O parlamentar, que é um dos cotados para comandar a legenda no Estado pelo menos até a abertura da janela partidária do próximo ano, não procede que o presidente nacional tucano, deputado federal Aécio Neves (MG), teria definido, na convenção nacional da sigla, quem liderará a executiva estadual.

“Não tem nada disso. Ficou alinhado que, na próxima terça-feira, em Brasília (DF), eu, os deputados federais Dagoberto Nogueira e Geraldo Resende, bem como os deputados estaduais Pedro Caravina e Lia Nogueira, vamos participar de uma reunião para acertar quem assumirá o comando da executiva provisória do PSDB de Mato Grosso do Sul”, garantiu, lembrando que, no momento, o vice-presidente Geraldo Resende está no comando.

Beto Pereira explicou ao Correio do Estado que estão interessados no cargo, além dele mesmo, o deputado federal Geraldo Resende e o deputado estadual Pedro Caravina.

“Espero que a escolha do nome seja em consenso para evitar atritos desnecessários às vésperas das eleições gerais do próximo ano, ainda mais depois que o partido perdeu as suas duas maiores lideranças”, declarou, referindo-se a Azambuja e ao governador Eduardo Riedel, que trocou o ninho tucano pelo PP.

Questionado se caso seja escolhido para assumir a executiva provisória do PSDB em Mato Grosso do Sul atrapalharia os seus planos para as eleições de 2026, o deputado federal negou e reforçou que é um político de grupo.

“O time vai definir. Se for melhor eu continuar no partido para fortalecer a legenda para o pleito de 2026, ficarei, mas, se o grupo entender que será melhor eu ingressar em um outro partido, farei isso”, assegurou.

A resposta do parlamentar é em decorrência dos boatos darem conta de que ele estaria de mudança para o Republicanos para tentar a reeleição no próximo ano, entretanto, caso seja o escolhido por Aécio Neves para presidir a executiva provisória do PSDB no Estado, ficaria complicado para Beto Pereira abandonar o ninho tucano com o jogo eleitoral em andamento.
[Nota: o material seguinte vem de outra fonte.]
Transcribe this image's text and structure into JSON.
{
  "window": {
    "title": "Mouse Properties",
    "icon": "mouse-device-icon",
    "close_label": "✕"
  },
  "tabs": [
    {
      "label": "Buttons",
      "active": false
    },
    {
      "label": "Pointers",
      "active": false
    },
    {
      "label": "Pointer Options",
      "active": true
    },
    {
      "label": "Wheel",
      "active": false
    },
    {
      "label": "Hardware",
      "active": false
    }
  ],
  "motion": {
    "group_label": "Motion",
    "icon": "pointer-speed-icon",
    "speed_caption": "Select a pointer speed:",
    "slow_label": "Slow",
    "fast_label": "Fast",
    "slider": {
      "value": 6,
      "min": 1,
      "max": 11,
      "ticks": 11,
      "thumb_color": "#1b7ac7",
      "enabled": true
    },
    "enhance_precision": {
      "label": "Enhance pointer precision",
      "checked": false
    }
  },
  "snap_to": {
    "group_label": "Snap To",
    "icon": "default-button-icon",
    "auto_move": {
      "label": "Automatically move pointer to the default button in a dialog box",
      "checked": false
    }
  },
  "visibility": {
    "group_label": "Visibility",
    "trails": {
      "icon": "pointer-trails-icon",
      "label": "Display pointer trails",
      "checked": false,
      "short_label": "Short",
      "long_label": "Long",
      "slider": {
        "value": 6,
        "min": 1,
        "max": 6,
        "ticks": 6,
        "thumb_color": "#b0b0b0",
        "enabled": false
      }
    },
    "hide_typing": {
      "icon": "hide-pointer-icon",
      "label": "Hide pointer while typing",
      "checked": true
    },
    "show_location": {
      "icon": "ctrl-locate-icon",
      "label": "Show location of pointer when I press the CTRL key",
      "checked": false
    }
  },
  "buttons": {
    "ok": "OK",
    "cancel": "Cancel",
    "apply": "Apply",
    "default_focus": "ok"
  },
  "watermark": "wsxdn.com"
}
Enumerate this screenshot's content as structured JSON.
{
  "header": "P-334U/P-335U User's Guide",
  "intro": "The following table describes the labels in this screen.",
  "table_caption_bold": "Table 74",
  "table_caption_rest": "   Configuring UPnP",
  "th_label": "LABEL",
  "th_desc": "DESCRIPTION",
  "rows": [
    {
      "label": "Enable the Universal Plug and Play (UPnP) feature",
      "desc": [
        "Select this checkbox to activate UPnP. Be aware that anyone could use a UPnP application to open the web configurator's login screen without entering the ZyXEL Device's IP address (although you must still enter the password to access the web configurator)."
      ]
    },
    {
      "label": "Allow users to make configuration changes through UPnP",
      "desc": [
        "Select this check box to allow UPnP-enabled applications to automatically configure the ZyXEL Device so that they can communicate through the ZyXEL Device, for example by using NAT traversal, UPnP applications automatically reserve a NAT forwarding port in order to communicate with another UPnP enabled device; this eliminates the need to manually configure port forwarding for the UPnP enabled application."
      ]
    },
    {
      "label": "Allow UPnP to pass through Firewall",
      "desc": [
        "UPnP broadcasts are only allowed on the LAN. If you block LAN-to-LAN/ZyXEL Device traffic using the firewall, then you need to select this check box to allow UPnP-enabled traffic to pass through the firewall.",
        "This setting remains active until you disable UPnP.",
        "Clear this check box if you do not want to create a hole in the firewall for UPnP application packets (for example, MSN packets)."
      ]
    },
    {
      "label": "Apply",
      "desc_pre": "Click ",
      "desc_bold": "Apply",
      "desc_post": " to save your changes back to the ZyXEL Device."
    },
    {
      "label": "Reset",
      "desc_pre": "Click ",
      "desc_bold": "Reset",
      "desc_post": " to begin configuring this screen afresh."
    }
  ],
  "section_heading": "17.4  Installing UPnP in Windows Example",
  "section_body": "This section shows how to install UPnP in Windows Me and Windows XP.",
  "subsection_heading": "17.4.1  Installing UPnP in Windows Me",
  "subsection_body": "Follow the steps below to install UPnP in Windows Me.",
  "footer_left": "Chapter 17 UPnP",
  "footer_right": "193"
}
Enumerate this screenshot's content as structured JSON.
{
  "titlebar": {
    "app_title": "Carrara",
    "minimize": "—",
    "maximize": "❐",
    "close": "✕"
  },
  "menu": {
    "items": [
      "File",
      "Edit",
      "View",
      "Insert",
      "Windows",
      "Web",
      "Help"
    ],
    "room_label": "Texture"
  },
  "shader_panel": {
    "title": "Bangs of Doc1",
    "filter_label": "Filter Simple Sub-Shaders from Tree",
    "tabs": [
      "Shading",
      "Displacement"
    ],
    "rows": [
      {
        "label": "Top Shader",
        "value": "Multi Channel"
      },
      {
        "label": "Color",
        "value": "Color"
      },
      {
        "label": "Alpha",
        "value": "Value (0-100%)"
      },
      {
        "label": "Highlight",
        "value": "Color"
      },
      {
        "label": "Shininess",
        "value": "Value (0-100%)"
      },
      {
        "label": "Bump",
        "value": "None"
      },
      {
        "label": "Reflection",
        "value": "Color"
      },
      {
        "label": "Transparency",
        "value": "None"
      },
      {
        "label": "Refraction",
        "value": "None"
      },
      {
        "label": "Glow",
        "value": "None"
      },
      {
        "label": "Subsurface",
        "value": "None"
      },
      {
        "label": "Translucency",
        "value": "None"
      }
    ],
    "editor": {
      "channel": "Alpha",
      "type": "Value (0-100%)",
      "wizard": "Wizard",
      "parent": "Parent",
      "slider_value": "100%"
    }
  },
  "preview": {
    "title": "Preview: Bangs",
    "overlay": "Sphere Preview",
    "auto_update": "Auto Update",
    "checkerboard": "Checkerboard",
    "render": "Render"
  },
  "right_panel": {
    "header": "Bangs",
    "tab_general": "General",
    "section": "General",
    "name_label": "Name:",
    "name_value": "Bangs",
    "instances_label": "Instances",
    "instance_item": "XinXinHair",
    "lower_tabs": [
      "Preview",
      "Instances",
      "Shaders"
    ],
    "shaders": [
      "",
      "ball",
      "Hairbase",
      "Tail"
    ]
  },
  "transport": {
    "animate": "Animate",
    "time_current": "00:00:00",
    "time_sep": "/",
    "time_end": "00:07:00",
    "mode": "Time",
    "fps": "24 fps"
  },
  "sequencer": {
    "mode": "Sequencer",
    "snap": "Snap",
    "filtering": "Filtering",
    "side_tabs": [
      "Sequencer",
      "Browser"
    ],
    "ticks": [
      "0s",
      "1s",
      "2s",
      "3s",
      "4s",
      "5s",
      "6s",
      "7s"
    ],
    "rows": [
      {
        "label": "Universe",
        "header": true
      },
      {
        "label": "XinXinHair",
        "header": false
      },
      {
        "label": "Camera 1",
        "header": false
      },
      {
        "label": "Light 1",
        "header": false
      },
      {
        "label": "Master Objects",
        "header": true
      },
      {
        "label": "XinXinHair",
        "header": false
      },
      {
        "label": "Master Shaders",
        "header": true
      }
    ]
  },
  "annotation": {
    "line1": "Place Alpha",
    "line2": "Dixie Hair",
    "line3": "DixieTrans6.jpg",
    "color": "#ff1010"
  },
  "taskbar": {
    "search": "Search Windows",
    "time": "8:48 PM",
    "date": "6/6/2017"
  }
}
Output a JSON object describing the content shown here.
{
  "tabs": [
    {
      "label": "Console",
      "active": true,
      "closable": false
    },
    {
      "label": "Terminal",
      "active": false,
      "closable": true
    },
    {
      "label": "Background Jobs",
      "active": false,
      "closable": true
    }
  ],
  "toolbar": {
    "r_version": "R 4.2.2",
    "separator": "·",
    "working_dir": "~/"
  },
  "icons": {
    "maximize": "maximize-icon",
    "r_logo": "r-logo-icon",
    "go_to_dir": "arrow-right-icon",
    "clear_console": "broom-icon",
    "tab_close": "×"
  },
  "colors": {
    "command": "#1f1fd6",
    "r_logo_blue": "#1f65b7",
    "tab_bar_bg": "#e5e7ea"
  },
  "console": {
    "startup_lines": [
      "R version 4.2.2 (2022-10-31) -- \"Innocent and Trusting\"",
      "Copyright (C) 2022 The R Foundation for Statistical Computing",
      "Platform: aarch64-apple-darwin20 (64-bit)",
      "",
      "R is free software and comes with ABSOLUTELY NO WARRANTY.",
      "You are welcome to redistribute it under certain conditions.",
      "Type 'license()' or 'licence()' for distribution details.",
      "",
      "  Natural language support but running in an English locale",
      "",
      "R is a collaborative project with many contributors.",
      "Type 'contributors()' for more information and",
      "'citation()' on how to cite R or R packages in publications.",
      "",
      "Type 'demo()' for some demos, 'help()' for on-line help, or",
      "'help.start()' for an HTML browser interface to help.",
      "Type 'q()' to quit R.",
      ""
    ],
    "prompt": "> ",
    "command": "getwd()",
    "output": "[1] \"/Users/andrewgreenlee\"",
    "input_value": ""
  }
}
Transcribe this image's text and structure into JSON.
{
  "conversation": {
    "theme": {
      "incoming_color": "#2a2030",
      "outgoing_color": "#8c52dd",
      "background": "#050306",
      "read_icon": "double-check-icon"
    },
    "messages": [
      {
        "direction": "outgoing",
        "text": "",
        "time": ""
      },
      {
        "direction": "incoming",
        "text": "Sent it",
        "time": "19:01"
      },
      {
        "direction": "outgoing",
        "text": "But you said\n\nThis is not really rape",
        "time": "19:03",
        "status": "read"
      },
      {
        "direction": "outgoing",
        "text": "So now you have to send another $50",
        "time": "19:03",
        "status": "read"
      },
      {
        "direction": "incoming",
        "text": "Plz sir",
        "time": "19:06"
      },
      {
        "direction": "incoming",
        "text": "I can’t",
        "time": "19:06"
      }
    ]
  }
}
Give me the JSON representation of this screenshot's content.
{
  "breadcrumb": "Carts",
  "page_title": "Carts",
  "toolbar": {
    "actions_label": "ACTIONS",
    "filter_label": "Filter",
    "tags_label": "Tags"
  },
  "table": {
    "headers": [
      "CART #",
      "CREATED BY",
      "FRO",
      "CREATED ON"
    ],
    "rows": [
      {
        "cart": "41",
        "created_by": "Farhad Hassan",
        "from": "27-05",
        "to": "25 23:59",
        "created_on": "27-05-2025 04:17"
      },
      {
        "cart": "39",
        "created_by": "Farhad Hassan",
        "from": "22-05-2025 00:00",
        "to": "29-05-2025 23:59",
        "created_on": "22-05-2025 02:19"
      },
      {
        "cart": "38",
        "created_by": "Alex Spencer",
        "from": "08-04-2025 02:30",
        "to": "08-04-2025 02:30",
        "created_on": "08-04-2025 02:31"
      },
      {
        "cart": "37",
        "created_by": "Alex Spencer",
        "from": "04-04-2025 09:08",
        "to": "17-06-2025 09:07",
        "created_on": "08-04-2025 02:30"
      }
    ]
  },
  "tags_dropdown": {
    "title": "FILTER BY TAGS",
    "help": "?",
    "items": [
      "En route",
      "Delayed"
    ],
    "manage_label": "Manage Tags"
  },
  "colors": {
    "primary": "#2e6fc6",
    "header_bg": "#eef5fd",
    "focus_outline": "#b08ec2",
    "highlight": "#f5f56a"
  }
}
Por enquanto, até que a janela partidária seja aberta em março de 2026, todos os seis deputados estaduais e os três deputados federais do PSDB vão continuar no ninho tucano, depois, é bem provável que, pelo menos, quatro estaduais e dois federais possam procurar novos ares para a disputa do pleito do próximo ano.

CONVENÇÃO NACIONAL

O deputado federal Aécio Neves foi eleito por unanimidade, na quinta-feira, para presidir o diretório nacional do PSDB no biênio 2025-2027. A escolha foi durante reunião semipresencial na sede do partido em Brasília.
 Ao saudar os presentes, ele destacou a presença do PSDB na história brasileira.

“Para onde quer que se olhe para o Brasil do nosso tempo, lá estará o PSDB. Está nas boas práticas de governo, nas políticas públicas mais avançadas. O PSDB tem autoridade histórica e moral para recolocar os debates essenciais no centro da política brasileira”, disse.

A reunião foi acompanhada por representantes de outros sete partidos, número que, para Aécio, simboliza a importância de reconstruir pontes no cenário político.

“O Brasil precisa urgentemente recuperar a capacidade de dialogar de forma madura e responsável. A presença de diversos partidos no evento de sua eleição já mostrou a capacidade do PSDB de liderar essa conversa”, afirmou.

Ao transmitir o comando do partido, Marconi Perillo destacou que a mudança ocorre de forma serena e construtiva. “O PSDB oferece coerência num tempo de oportunismo e equilíbrio num tempo de radicalização. É com tranquilidade e confiança que passo a presidência ao meu amigo Aécio Neves. Ele conhece o partido de ponta a ponta e tem a articulação que o momento exige”, assegurou.

Os dois estão trocando de cadeiras, pois Perillo será agora presidente do Instituto Teotônio Vilela (ITV), cargo que era de Aécio. O novo tesoureiro-geral, o deputado federal Paulo Abi-Ackel, também destacou o simbolismo do momento.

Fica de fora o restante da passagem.